As Martin, Alex Walton contorts and moves about the stage as the lanky awkward teen and occasional other character on the journey. As the sole performer he captures the spirit of the young fan and the people he encounters. But he also engages you as a storyteller of this young man’s journey to London.

Along the way there are Bowie songs, therapy sessions about bulimia and a dream sequence where he speaks to Bowie. The conversation with the other-worldly Bowie is a pre-recorded voice supplied by Rob Newman. Projections of album covers, London locations also hit us along the way.


It is a simple premise that works well in the space of the Waterloo East Theatre. There isn't much to the staging but some simple projections and a few blocks but it is evocative thanks to Walton's performance.

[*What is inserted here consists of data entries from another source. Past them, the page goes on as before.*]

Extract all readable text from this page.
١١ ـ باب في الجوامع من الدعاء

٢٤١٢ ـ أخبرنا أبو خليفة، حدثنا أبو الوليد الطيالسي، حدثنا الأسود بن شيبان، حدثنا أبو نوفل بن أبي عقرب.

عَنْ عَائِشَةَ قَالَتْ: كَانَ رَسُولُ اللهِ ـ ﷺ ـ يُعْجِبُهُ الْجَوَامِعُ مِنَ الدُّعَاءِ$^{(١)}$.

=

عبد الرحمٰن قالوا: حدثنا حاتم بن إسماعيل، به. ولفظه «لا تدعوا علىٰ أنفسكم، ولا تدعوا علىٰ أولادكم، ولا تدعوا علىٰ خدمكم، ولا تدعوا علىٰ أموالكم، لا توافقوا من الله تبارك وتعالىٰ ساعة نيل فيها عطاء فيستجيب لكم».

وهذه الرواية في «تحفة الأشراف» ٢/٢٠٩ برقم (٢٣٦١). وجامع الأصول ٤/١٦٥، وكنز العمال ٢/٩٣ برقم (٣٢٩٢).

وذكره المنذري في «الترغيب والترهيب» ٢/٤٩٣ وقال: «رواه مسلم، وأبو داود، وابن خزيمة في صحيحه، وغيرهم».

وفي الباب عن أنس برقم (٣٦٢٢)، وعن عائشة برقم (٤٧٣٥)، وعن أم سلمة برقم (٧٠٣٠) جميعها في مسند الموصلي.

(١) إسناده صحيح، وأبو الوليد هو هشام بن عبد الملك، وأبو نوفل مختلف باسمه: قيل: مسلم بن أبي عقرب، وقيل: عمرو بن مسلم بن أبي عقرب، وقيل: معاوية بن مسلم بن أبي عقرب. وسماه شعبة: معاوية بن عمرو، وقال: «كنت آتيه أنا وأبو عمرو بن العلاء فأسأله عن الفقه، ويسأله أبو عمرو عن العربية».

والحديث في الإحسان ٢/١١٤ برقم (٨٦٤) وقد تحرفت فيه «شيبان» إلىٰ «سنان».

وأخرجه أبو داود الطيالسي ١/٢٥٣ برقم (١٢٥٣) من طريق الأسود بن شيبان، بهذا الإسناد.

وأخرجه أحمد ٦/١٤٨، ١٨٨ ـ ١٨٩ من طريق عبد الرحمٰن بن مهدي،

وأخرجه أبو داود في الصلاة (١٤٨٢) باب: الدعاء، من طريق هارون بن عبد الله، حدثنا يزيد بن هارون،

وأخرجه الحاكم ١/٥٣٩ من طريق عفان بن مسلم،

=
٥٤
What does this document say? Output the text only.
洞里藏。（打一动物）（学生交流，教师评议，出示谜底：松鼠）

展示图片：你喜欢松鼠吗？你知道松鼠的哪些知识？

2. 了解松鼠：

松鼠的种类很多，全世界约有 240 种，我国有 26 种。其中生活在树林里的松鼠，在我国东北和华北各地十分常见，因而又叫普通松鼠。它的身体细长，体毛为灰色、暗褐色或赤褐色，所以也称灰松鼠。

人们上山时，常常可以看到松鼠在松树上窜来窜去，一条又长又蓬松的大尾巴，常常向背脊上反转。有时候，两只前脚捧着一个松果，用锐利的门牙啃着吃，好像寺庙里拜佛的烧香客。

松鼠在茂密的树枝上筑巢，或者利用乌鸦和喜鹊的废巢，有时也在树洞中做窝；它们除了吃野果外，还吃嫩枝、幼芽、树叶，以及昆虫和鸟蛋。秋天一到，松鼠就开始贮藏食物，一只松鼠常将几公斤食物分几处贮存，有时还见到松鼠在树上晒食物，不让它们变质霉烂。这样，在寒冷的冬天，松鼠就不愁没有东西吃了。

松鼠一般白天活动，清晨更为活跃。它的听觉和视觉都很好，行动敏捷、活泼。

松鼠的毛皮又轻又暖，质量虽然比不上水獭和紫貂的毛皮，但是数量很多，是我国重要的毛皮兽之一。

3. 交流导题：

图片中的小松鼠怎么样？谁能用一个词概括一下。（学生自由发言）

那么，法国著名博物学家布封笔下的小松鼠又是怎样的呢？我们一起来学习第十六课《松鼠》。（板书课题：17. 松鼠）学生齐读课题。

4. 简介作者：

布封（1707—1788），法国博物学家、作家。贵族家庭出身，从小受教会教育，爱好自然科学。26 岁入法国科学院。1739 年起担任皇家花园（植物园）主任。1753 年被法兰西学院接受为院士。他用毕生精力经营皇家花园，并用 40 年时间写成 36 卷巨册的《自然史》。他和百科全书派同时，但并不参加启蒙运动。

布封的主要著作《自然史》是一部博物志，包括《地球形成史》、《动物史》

The pilgrimage to sites across London where Bowie lived and work tends to drag (and take the focus off Martin). But the search for the meaning of life through the music of Bowie can’t be a bad thing. And it will have you recalling the days of spending all your spare money on records (if you’re old enough).

It's a short piece and worth a look. Written and directed by Adrian Berry, From Ibiza to the Norfolk Broads is at the Waterloo East Theatre until 6 November. It then embarks on a tour that runs through to December.